RFF Researchers Share in 2007 Nobel Peace Prize
FOR IMMEDIATE RELEASE: October 17, 2007
CONTACT: RFF Office of Communications (202) 328-5026
WASHINGTON - The awarding of the Nobel Peace Prize to the Intergovernmental Panel on Climate Change (IPCC) gives new recognition to a scientific process that Resources for the Future researchers have contributed to for many years.
The 2007 Peace Prize went to the IPCC and former Vice President Al Gore jointly for their efforts, according to the citation, "to build up and disseminate greater knowledge about manmade climate change, and lay the foundations for measures that are needed to counteract such change."
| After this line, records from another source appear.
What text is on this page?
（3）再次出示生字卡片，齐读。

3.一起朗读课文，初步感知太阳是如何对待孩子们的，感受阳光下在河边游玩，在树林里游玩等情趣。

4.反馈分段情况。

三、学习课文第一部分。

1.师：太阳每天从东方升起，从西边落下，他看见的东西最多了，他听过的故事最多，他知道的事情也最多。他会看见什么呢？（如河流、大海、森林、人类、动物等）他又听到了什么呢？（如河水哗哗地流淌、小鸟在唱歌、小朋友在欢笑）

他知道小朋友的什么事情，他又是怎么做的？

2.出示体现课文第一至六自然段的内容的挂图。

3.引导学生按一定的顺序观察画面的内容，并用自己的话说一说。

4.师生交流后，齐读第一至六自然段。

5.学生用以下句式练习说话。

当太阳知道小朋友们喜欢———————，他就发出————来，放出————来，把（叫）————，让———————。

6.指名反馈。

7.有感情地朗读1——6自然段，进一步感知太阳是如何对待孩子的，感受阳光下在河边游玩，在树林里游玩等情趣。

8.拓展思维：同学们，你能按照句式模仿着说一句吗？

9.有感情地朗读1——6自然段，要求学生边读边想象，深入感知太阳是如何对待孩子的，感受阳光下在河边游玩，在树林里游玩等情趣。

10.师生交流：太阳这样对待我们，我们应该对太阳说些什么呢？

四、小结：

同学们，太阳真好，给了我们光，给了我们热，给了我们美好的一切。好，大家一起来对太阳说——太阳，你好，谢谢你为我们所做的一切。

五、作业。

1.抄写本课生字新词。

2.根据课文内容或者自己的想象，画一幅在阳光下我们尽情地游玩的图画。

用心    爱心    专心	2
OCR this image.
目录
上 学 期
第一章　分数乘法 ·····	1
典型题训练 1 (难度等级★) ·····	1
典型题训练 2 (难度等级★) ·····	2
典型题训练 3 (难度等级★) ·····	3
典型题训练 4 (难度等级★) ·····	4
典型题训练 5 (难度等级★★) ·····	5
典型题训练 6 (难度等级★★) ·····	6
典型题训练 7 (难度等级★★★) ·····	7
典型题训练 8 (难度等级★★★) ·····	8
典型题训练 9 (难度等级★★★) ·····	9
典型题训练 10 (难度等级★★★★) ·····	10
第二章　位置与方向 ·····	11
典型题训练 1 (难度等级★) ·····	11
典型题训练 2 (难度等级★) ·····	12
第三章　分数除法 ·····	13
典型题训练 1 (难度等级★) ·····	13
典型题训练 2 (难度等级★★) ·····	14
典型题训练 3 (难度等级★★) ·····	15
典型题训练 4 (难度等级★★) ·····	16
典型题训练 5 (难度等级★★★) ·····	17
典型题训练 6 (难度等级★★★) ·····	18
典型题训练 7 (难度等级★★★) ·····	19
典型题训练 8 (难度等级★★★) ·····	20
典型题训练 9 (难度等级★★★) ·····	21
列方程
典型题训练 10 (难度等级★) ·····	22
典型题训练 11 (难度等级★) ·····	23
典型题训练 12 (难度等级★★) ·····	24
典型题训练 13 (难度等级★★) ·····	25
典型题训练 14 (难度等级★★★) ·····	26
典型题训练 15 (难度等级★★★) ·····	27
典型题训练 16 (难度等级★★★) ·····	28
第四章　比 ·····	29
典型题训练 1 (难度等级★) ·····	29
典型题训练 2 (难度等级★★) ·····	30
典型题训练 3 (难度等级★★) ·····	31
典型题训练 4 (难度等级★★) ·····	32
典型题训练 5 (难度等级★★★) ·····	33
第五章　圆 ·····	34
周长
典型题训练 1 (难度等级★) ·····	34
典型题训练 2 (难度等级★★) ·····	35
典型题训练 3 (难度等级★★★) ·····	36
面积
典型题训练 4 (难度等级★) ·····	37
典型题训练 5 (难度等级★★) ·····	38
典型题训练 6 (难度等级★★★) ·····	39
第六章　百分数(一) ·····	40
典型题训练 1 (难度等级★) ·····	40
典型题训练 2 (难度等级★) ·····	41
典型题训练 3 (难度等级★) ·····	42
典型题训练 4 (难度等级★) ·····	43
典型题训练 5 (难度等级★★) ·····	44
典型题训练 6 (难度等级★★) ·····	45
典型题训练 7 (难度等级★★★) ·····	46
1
The IPCC is a structure of working groups involving hundreds of experts who periodically report on the status of knowledge in the many fields that describe the science of climate change, its impacts, and possible responses to it.
Among the RFF researchers who have participated in drafting IPCC reports in the nearly two decades since it was founded are Senior Fellows Alan Krupnick, Roger Sedjo, Billy Pizer, and Dick Morgenstern.
In addition, RFF University Fellows Richard Newell (Duke University), Charles Kolstad (University of California, Santa Barbara), Lawrence Goulder (Stanford University), Robert Stavins (Harvard University), and former Visiting Scholar Joseph Kruger, also served on IPCC working groups.
The current chairman of the IPCC, R.K. Pachauri, also is a former Visiting Scholar at RFF.
Most of RFF's work on climate change has been on the economic and institutional issues raised by the possible policy responses to it.
Following the Nobel Committee's October 12 announcement, the co-chairs of IPCC Working Group III, on mitigation, Ogunlade Davidson of Sierra Leone and Bert Metz of The Netherlands, sent their colleagues and contributors, including those at RFF, a letter observing that the prize "makes all of you a Nobel laureate." They also wrote that "this work has provided the foundation for the current recognition of IPCC as an authoritative voice on the climate system, the impacts of climate change and ways to avoid it. You can all be proud of this achievement."
The three sections of the IPCC's Fourth Assessment were published earlier this year. A summary, the Synthesis Report, will appear next month. The successive IPCC assessments have marked the growth of the scientific consensus that the planet's climate is warming, and that the principal cause is the rising prevalence of gases generated by human activity, primarily carbon dioxide created by burning fossil fuels.